While Citi may be the first company to stumble with the iPad, it is far from the only bank to encounter electronic hiccups. Customers have long been befuddled by accidental ATM withdrawals and so-called transaction gaps, where a customer pays online but the transaction fails to process. A number of regional banks have also double-dipped with customer payments and even JPMorgan Chase, the nation’s biggest bank, recently had a minor brush with duplicate online withdrawals.
The mishaps, while minor, underscore the risks that customers face when banks wade into the fledgling world of online banking. While banks are scrambling to please customers who prefer clicking a mouse to dealing with tellers, the industry is learning that new technologies come with some growing pains.
“It’s a challenge for banks to keep up with the device proliferation — everything is moving very fast,” said David Albertazzi, a senior analyst with Aite Group, which advises financial institutions on technology and regulatory issues. “It is very important that financial institutions balance speed-to-market versus safety and soundness.”
Most banks, Mr. Albertazzi said, employ special software to pinpoint dubious payments. When something goes awry, the banks are usually quick to sound the alarms to consumers.
Last year, JPMorgan Chase owned up to its gaffe, a technical hitch with an online cash transfer system, within a day. “People make mistakes. Unfortunately, we made one twice,” Ryan McInerney, Chase’s chief executive of consumer banking, told customers, who received a $25 cash bonus for their troubles.
Citi’s response, however, appears to have been not nearly as prompt. The error began in July, within days of the bank introducing its gleaming new iPad application. The coming-out for the application included a press release announcing the “new standard for digital banking” with a “one-of-a-kind app.”
Analysts praised its features that allow customers to plan cash outflow and analyze spending habits.

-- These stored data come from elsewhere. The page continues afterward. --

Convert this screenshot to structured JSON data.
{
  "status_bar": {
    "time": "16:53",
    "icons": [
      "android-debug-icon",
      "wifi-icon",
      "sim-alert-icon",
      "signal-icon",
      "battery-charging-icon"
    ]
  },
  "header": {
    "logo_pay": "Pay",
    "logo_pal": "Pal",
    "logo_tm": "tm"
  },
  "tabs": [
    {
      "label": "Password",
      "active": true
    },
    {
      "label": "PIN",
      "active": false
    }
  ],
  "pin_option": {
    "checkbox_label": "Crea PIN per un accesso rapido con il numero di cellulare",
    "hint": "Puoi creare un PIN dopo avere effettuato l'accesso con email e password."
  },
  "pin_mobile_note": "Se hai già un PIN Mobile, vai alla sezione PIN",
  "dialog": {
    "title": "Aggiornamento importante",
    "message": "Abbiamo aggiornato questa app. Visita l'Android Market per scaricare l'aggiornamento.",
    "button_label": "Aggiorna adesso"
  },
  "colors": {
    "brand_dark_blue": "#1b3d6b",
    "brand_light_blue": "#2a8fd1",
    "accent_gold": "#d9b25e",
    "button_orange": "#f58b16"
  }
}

“E-business professionals at retail banks — and other financial institutions — should pay close attention to what Citibank has done, particularly its willingness to experiment and try out new ideas in a brand-new channel,” Forrester Research, a technology research company, said in a report.
But almost immediately, a smattering of anonymous customers began posting concerned comments online, wondering whether it was their own fault — the product of double-clicking. Then fingers began to be pointed at the bank. One online commenter posting on the company’s Apple store website called the application “very unreliable.”
In late December, the bank tracked the error to an internal flaw. A technical command on the bank’s iPad application, it turned out, was wrongly set to redo transactions that had initially failed.
The bank began alerting customers to the snag in mid-January, and made another round of calls this week, including to clients who say they had not paid their bills through the iPad.
Apple, which provides companies with guidelines for using its products, did not respond to a request for comment.
Citi has had other technology problems in the last year. Last summer, the bank disclosed that hackers had stolen the names and addresses of hundreds of thousands of North American credit card customers. A week later, the bank revised its estimates, saying that about 80 percent more customers had been ensnared than previously thought.
The breach, which did not include Social Security numbers or security codes, was a lesson for Wall Street firms. Big banks, experts say, are now more reluctant to estimate the scope of a problem in case the numbers grow.
“It’s very challenging to really pinpoint the number of customers affected,” Mr. Albertazzi said. “It’s the nature of the beast.”